Readers need honest and respectful commentary on Brexit. Reasonable minds may, and do, disagree. Many Chronicle readers -- though far fewer than in the good days before newspapers collapsed, when they were a majority -- are traditionalists and conservatives. They think Brexit makes sense. They supported Mr. Cruz. Many, alas, support Mr. Trump. Try to understand these things. Show some elementary respect to the good intentions of fellow citizens.
Mr. Keillor is not an outlier here. He gets to say out loud what the editorial board thinks. These men and women are constrained by a fear of saying openly what they believe about the rest of us, though they cheerfully slice and dice us by implication and indirection.
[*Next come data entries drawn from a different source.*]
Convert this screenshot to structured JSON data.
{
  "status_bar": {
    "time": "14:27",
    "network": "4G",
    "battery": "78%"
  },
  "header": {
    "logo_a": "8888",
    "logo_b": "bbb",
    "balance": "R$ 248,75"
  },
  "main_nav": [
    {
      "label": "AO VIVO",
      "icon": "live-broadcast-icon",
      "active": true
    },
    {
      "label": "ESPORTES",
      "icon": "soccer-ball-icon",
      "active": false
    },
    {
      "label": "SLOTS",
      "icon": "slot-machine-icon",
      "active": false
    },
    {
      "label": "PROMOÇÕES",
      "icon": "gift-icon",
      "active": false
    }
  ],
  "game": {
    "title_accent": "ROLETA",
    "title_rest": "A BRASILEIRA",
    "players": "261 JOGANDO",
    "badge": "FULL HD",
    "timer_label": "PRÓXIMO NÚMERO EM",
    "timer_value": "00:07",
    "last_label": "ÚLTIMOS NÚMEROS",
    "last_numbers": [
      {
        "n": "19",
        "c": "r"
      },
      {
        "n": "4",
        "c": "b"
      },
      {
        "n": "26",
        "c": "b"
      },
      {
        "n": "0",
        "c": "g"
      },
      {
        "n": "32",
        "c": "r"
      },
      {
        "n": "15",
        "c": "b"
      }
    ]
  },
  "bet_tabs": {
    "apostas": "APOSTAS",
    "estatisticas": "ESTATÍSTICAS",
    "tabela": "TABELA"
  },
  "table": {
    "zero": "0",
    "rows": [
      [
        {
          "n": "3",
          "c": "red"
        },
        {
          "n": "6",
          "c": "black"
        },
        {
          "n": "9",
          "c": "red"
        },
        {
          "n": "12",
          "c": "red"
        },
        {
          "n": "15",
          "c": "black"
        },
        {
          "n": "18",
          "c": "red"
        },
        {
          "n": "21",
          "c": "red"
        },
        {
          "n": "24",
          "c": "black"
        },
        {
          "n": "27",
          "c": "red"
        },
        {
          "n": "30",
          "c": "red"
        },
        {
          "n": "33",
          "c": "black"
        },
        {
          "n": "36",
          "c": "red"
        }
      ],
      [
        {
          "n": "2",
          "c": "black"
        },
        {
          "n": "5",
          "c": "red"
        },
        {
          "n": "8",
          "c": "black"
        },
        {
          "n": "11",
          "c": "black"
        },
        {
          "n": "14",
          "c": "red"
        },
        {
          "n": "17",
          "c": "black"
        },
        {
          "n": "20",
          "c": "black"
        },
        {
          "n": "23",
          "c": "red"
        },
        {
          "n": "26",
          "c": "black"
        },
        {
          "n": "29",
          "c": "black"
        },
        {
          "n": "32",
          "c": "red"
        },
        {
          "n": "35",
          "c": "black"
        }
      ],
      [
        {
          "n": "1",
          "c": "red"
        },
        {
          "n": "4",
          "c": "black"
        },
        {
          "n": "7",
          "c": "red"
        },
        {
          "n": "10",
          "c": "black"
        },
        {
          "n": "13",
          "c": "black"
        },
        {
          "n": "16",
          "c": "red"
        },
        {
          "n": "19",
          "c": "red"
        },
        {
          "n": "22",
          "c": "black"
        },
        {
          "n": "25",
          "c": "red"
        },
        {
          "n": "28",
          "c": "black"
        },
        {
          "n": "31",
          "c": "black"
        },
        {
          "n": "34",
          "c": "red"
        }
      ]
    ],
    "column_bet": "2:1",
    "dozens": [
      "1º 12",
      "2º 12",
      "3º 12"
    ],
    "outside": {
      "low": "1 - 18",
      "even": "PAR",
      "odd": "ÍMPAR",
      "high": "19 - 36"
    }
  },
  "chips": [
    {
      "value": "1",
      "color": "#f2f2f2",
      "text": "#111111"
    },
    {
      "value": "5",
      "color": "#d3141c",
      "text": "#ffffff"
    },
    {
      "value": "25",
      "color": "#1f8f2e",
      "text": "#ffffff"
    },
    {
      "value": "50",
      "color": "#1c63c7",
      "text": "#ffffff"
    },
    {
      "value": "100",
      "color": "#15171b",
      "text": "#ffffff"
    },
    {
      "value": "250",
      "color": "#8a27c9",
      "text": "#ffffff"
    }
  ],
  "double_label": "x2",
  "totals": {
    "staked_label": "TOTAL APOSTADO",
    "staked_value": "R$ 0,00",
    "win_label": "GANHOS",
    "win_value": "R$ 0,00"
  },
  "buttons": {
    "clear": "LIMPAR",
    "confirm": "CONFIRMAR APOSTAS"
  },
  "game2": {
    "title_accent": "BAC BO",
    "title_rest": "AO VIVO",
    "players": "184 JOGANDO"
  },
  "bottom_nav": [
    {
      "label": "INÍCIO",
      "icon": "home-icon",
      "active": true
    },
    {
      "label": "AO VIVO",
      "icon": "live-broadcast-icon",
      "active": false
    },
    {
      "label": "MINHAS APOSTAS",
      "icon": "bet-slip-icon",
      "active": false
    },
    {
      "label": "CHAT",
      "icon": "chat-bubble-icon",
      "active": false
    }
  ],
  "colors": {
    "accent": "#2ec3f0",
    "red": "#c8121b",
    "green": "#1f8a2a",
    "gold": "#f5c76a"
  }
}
This contempt for the real Lake Wobegon -- and the real Lufkin and Orange and Midland and Brownville -- will never end so long as the Chronicle has not one, not one, conservative or traditionalist as a local columnist or editorial writer. And even if one were hired, I would have my doubts.
Our newspaper seriously believes that Gary Edward Keillor, an elitist, hateful, pompous jerk, offers a useful contribution to public discourse.
Shame on Mr. Keillor for disowning his own people, his own culture. For doing his farewell show in the Hollywood Bowl rather than Minneapolis's Fitzgerald Theatre, to honor and show respect and appreciation for the people who have supported him for so many years.
Shame on the Chronicle for hiring this pathetic human being and printing his bilious commentary.